What types of home purchase loans are there?

A
  • Capital & interest mortgages
  • Interest only mortgages: tend to be set up alongside some form of repayment vehicle. Once the loan reaches its end, and the repayment vehicle reaches maturity, the capital part of the mortgage can be paid off as a lump sum.
  • Current account mortgages: the loan and the current account are amalgamated into one account, so each months salary reduces the total outstanding balance and thus reduces the interest paid.
  • Muslim mortgages
20
Q

What are common repayement vehicles?

A
  • Endowment policies
  • Personal pension plan
  • ISA
21
Q

What are the 2 methods of Sharia compliant mortgage?

A

Ijara & Murabha

22
Q

What is the Ijara method?

A
  1. The financial institution purchases the property
  2. Whilst the customer stays in the property, they make payments to the financial institution that total the purchase price. These payments are scheduled over a period of up to 25 years
  3. During the loan repayment period, the customer is also charged rent on the property. This rental amount is reviewed annually and will decrease over the lifetime of the facility as the capital sum outstanding to the lender decreases.
  4. Once the customer has repaid the money that was spent on purchasing the property, then the property is sold to them.
  5. It can be possible to borrow up to 90% of the value of the property in this way.
  6. The precise details and operation of this arrangement can vary from lender-to-lender
23
Q

What is the Murabha method?

A
  1. The financial services organisation purchases the property from the seller at the original price. They then sell it to the customer at a higher price.
  2. The amount of the higher price can be paid back to the lender over a period of up to 15 years.
24
Q

What is the disadvantage to the Ijara and Murabha methods?

A

In both of these methods stamp duty must be paid twice in each transaction.

25
Q

What is an electronic funds transfer?

What are the 2 main advantages to the retailer?

A

Allows the customer to present a card to a retailer and on inserting a PIN, the transaction is authorised. The cardholder’s account is debited and the retailer’s account is credited. Contactless payments are also being phased in.
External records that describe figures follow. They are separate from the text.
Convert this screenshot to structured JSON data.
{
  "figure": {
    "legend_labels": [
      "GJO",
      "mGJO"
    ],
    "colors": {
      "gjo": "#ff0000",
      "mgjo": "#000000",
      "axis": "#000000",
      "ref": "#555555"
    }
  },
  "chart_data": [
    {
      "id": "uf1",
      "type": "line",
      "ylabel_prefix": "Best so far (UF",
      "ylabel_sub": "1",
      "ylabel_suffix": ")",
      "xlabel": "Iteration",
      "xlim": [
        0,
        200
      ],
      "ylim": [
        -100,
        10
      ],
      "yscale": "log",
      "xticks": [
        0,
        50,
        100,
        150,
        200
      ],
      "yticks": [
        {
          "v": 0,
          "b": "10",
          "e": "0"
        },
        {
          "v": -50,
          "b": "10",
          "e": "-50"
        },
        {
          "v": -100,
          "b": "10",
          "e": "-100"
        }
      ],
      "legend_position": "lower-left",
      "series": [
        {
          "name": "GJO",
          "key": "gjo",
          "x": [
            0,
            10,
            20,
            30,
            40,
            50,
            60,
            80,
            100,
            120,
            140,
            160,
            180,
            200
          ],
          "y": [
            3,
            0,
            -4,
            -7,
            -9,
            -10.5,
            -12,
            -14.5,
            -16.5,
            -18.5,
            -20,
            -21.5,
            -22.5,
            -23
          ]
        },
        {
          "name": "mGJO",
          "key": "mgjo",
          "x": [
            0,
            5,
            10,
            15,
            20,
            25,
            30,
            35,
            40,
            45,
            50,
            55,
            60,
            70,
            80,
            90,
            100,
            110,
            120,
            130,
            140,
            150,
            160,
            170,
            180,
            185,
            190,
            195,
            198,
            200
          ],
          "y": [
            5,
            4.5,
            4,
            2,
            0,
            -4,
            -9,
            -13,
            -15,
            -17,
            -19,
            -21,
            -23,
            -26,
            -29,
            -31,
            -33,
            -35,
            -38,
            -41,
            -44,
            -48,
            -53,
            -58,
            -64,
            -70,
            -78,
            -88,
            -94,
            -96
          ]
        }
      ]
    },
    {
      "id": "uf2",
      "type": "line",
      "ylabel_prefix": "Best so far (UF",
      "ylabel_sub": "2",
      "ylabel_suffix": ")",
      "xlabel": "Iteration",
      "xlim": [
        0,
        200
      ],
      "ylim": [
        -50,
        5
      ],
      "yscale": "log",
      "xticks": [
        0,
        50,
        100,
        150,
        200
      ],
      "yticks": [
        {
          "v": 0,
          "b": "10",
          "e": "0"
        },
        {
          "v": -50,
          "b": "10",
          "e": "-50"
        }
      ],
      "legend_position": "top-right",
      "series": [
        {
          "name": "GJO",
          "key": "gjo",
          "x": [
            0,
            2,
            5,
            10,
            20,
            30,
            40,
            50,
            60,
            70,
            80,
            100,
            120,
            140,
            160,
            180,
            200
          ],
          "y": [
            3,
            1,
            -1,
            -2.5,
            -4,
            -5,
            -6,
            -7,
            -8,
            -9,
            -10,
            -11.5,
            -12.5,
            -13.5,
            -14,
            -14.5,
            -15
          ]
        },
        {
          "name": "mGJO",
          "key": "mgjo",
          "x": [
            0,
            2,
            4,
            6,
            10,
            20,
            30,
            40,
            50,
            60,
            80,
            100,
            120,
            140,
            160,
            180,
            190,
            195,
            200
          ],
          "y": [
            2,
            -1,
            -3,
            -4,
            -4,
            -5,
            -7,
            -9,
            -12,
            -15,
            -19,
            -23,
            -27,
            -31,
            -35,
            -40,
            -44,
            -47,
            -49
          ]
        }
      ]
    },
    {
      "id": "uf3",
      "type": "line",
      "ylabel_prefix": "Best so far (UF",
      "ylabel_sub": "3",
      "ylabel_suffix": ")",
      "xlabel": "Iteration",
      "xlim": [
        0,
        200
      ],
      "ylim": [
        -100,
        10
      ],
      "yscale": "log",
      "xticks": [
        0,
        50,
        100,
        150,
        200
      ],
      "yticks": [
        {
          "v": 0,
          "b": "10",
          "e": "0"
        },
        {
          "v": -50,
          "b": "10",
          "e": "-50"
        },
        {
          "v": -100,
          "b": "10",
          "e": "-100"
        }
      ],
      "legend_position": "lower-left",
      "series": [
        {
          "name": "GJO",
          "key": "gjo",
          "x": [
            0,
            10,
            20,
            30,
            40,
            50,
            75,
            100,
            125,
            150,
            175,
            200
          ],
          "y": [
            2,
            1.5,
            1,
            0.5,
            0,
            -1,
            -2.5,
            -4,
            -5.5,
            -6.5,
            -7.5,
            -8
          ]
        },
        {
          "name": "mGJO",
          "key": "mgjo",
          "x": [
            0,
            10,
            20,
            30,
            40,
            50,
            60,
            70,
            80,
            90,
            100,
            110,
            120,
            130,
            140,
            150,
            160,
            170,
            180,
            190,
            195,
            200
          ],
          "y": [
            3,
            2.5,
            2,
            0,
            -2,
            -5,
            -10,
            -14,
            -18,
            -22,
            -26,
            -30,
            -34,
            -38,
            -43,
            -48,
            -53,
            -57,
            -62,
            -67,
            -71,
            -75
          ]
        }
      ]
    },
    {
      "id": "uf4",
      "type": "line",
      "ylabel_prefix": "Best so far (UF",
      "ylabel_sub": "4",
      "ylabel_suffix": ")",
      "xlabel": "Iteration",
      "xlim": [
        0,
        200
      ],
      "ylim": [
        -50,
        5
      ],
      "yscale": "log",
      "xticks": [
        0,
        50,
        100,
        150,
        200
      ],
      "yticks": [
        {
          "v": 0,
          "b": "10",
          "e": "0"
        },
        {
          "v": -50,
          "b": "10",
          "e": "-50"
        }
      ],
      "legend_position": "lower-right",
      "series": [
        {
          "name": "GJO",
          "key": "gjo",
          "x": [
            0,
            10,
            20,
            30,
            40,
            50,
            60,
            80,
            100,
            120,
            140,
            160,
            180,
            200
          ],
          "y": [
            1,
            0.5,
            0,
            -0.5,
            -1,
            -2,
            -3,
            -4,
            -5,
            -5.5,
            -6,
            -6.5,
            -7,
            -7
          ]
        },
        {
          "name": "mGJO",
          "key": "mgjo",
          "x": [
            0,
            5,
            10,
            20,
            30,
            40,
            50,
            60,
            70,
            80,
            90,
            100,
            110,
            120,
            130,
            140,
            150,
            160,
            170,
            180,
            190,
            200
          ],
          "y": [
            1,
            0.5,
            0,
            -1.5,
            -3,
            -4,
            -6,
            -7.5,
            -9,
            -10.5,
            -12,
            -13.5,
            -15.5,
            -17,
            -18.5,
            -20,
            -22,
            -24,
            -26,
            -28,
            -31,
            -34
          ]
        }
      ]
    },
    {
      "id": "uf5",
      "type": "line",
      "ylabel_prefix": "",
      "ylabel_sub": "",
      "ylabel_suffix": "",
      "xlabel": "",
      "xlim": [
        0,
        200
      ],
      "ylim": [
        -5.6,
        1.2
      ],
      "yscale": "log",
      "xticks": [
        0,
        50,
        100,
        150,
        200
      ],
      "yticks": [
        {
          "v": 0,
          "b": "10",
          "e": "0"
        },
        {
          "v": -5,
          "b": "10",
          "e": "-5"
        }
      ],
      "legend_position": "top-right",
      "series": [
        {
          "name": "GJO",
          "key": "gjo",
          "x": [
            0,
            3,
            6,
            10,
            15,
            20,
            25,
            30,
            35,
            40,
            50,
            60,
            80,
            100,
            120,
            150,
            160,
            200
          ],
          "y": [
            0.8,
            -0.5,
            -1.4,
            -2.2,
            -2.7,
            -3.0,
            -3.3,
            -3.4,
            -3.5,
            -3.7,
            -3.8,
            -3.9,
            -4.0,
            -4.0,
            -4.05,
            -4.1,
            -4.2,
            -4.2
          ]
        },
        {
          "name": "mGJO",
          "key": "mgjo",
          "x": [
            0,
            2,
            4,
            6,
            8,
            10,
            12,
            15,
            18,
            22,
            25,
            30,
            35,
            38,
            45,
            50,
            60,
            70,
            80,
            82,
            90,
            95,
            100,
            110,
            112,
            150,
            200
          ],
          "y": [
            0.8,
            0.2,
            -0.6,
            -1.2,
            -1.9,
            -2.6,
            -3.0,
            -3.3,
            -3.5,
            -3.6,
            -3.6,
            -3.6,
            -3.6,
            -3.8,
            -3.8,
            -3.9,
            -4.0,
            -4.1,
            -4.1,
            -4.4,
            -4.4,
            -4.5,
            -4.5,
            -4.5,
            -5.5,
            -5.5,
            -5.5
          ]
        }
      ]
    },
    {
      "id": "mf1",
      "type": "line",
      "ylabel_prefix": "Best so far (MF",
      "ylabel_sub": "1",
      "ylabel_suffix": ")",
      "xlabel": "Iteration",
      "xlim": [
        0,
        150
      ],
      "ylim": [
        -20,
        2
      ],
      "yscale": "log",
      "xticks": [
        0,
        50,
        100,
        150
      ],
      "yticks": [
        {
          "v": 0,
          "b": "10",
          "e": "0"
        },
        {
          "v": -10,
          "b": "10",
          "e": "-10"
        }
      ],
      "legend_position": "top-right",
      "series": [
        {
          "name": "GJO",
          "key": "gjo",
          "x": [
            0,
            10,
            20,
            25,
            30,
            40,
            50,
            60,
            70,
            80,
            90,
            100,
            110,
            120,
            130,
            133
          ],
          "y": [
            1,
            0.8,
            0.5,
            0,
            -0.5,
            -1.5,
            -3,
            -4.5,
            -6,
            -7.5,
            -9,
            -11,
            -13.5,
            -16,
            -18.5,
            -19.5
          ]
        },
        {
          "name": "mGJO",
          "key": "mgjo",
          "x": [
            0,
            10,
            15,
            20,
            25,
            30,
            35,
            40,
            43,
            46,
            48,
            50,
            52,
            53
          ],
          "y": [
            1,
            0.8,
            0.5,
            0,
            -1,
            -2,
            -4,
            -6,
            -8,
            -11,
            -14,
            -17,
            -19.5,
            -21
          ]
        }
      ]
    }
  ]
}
  1. As they make cashback payments to customers, they are reducing the cash held in their tills which is an added security measure
  2. As the retailers cash holdings are reduced, they will have less cash to pay into their bank, thus reducing cash handling service charges that the bank will charge
26
Q

What is an electronic purse?

A

An electronic purse is a plastic card that is topped up with money, like a pay as you go mobile e.g. Oyster Card. The benefits are:

  • Customers can only spend what is on the card - good for customers who don’t want to go into debt
  • If the card is lost or stoled, the max exposure to loss is the balance on the card
  • There’s no need for a live link to the customer’s bank account at the time that the card is issued - the amount spend can be deducted from the card.